DAS GEHEIMNIS DER MUMIE

1. Kapitel

2. Kapitel

3. Kapitel

4. Kapitel

5. Kapitel

mystery-press

Vorschau

BASTEI LÜBBE AG

Vollständige eBook-Ausgabeder beim Bastei Verlag erschienenen Romanheftausgabe

© 2020 by Bastei Lübbe AG, Köln

Programmleiterin Romanhefte: Ute Müller

Verantwortlich für den Inhalt

Titelbild: Mark Freier

eBook-Produktion:3w+p GmbH, Rimpar (www.3wplusp.de)

ISBN 9-783-7517-0456-4

www.bastei.de

www.luebbe.de

www.lesejury.de

Der ehemalige Reporter Dorian Hunter hat sein Leben dem Kampf gegen die Schwarze Familie der Dämonen gewidmet, seit seine Frau Lilian durch eine Begegnung mit ihnen den Verstand verlor.

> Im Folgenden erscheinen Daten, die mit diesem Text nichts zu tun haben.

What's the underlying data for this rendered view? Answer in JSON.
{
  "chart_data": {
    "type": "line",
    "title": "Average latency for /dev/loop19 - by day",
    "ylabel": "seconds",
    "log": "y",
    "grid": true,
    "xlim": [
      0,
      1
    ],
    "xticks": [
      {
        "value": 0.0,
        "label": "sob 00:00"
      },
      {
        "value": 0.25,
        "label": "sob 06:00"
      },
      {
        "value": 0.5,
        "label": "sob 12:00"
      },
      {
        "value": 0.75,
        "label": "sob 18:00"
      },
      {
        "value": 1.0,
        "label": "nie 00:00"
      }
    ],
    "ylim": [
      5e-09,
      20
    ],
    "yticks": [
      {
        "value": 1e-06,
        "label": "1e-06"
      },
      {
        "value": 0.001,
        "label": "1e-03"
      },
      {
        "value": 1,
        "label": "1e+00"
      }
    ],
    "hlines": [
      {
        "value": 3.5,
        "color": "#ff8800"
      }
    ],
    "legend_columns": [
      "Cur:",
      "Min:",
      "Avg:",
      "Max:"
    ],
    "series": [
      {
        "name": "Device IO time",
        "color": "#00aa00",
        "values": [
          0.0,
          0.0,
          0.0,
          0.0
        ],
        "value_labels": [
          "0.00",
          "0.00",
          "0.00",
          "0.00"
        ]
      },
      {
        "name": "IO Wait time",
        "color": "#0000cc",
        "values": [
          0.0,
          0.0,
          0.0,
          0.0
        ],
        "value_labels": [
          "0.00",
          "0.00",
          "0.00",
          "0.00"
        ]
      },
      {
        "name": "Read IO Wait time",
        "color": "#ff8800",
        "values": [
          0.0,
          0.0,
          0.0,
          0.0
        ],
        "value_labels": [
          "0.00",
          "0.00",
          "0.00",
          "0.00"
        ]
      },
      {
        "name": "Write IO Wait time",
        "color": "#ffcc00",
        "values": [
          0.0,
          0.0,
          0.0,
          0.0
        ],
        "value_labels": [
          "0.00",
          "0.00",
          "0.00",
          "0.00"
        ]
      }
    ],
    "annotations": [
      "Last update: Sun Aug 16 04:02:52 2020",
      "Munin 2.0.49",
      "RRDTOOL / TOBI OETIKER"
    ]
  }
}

Seine Gegner leben als ehrbare Bürger über den gesamten Erdball verteilt. Nur vereinzelt gelingt es dem »Dämonenkiller«, ihnen die Maske herunterzureißen. Unterstützung in seinem Kampf erhält er zunächst durch den englischen Secret Service, der auf Hunters Wirken hin die Inquisitionsabteilung gründete.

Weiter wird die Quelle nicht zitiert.